South Sudan National Bureau of Standards Chief Executive Officer, Mary Gordon Muortat

By James Atem Kuir

The South Sudan National Bureau of Standards (SSNBS) last week gave water companies three months to comply with quality standards for the production of safe drinking water or be closed. However, on meeting the requirements the successful companies would be given quality marks.

SSNBS Chief Executive Officer (CEO) Mary Gordon Mourtat announced the three-month ultimatum after meeting with the managers of water companies in Juba last Friday.

Ms. Mourtat said after three months, companies would not be allowed to produce water if they do not meet the required standards for safe drinking water. 

“Our agenda today (Friday, March 25, 2022) was purely to advise them (water factories) to implement all the standards that have been given to them and ensure that they compiled in every area and the reward is what is called a quality mark,” she said, explaining that the mark would be accredited to complying companies only.

According to the CEO, the required standards for safe drinking water include; the standardized water purification system, use of standardized chemicals, and standardized bottling.

“The water factory has to comply with standards.
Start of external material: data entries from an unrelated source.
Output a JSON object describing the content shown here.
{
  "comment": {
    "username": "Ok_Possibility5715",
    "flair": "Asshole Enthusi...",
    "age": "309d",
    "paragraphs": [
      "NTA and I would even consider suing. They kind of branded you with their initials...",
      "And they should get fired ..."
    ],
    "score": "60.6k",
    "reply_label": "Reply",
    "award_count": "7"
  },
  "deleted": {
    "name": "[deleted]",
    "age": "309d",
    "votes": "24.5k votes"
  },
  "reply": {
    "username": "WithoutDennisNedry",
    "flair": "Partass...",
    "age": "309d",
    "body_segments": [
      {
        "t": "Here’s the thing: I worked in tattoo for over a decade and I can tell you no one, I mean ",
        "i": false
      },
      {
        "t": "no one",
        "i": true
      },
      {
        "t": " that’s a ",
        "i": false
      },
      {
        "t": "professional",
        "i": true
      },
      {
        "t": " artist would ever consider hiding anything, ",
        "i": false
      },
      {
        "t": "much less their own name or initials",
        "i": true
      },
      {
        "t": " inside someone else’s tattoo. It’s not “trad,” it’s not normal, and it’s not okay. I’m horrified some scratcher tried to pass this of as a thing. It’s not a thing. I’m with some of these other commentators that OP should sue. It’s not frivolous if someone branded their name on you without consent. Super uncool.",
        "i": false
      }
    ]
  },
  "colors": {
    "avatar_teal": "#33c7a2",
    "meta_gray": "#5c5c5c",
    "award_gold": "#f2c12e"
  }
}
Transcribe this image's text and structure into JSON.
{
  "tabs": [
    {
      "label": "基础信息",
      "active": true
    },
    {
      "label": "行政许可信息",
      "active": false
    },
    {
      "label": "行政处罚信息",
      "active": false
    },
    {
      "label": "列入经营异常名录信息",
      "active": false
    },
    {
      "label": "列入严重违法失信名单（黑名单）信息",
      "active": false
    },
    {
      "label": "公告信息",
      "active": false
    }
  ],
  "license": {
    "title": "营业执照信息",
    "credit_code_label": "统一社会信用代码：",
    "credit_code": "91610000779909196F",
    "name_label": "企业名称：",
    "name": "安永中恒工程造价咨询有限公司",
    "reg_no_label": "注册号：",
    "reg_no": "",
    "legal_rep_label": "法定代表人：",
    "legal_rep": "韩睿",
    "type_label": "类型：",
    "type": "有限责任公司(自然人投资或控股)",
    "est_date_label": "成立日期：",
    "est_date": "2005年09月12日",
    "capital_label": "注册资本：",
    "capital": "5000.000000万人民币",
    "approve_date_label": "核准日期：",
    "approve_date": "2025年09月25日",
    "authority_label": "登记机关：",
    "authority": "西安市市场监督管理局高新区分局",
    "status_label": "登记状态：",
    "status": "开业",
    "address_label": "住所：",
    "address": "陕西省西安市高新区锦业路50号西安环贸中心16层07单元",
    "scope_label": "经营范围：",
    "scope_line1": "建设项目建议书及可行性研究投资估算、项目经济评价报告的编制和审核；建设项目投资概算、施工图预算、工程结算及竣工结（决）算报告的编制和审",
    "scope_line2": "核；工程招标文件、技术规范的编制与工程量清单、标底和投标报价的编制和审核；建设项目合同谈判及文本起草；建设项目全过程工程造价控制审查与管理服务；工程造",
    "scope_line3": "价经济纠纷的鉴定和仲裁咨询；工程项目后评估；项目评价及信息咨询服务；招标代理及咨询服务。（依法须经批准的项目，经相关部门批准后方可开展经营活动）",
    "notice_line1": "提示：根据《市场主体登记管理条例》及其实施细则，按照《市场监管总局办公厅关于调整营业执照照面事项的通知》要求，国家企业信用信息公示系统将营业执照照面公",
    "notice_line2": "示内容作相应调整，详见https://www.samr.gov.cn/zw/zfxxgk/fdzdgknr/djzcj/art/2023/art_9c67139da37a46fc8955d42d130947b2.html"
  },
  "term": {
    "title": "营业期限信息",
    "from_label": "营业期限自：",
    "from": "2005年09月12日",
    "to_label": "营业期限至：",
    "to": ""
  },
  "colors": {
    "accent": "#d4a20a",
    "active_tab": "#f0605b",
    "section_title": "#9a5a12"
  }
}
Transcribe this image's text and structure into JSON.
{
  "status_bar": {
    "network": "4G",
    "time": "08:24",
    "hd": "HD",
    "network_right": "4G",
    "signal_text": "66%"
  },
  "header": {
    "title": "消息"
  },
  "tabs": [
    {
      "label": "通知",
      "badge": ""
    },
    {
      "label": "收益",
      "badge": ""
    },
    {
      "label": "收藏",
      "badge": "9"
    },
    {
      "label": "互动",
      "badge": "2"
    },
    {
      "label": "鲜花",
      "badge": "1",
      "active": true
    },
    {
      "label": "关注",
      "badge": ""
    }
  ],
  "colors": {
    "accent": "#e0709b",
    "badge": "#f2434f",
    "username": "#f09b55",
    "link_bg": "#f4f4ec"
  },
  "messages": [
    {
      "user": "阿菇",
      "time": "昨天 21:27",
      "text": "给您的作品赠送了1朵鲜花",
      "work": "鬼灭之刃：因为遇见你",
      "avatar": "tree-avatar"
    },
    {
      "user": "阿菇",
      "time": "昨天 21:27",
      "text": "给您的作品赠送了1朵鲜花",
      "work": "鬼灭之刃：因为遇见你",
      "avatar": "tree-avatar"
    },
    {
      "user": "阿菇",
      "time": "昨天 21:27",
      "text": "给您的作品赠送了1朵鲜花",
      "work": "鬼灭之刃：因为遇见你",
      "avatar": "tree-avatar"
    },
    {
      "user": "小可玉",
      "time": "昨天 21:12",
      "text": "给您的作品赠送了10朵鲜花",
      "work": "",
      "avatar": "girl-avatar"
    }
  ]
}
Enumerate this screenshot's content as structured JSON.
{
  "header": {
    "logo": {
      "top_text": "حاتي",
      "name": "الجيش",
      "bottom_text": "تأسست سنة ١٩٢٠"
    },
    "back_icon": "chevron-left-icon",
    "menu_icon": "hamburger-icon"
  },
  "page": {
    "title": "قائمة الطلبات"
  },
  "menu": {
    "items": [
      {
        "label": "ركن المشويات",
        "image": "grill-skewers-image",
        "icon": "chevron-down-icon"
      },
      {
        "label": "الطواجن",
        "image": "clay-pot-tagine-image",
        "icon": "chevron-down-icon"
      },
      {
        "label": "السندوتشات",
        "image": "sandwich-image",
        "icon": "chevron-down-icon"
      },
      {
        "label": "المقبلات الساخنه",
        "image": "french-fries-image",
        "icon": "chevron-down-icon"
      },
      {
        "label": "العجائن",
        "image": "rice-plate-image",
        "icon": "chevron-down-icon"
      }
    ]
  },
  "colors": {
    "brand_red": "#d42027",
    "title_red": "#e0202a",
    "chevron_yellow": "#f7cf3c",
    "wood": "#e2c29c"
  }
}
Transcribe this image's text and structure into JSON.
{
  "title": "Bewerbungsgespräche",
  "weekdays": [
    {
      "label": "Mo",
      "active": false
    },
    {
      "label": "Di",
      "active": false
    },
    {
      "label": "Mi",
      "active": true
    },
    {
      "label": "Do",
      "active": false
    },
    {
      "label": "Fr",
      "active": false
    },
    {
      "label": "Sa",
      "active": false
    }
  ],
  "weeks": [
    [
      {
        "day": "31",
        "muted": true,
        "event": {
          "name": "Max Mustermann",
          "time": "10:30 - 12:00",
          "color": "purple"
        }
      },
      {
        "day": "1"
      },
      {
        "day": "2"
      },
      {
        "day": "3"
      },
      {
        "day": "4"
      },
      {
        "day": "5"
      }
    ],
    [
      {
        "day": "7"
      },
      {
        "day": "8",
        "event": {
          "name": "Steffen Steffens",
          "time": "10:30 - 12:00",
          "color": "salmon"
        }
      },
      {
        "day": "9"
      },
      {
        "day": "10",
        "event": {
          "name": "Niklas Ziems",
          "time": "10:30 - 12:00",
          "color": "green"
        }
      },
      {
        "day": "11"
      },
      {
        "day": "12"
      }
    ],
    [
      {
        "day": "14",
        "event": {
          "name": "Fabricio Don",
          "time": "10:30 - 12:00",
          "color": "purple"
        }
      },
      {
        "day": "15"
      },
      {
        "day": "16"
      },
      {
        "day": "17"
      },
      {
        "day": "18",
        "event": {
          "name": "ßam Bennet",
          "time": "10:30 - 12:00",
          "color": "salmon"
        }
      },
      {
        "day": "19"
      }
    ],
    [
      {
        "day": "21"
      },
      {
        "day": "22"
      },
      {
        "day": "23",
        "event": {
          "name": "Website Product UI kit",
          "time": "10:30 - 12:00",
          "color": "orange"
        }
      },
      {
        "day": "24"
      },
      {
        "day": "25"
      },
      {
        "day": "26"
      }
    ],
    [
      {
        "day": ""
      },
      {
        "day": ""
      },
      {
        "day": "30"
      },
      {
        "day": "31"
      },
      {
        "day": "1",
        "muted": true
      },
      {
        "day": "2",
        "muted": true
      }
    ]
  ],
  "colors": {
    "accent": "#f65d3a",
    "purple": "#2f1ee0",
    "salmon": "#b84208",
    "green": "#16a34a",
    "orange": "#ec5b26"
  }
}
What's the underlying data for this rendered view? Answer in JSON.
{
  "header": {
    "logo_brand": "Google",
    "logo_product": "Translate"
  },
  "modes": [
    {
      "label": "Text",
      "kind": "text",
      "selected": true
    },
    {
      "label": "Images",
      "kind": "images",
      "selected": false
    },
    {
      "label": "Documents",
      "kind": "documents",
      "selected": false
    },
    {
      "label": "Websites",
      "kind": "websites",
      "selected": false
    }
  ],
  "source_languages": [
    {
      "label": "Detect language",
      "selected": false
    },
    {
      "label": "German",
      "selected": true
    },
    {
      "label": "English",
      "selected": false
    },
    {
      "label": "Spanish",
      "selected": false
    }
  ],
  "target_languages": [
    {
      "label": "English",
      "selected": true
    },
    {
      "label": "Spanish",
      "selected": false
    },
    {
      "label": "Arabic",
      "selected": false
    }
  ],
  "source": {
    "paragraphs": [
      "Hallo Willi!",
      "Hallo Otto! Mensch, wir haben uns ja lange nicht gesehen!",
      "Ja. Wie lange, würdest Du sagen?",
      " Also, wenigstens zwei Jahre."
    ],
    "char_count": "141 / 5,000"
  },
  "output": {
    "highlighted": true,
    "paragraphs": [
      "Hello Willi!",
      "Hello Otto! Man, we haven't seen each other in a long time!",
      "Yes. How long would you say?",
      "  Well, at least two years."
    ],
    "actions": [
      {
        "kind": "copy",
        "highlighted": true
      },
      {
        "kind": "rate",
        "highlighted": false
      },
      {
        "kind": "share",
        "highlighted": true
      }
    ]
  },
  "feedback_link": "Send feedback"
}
Complying with standards is not just one thing; you have to make sure that your premises is cleaned, your source of water is known – we want to know exactly where the water comes from, your water purification system is meeting the standard, and then the chemical you add to water has to be standardized,” she said.

On bottling of water she said, they had to make sure that they were meeting the standards and that was why “I stressed the issue of the sealing as well as labeling”. So, if a water factory has complied with all these requirements, it will be given the standard mark (also known as the quality mark),” she added.

The SSBNS chief also noted that the number of water companies had declined from 35 companies to less than 20 due to the ongoing economic crisis.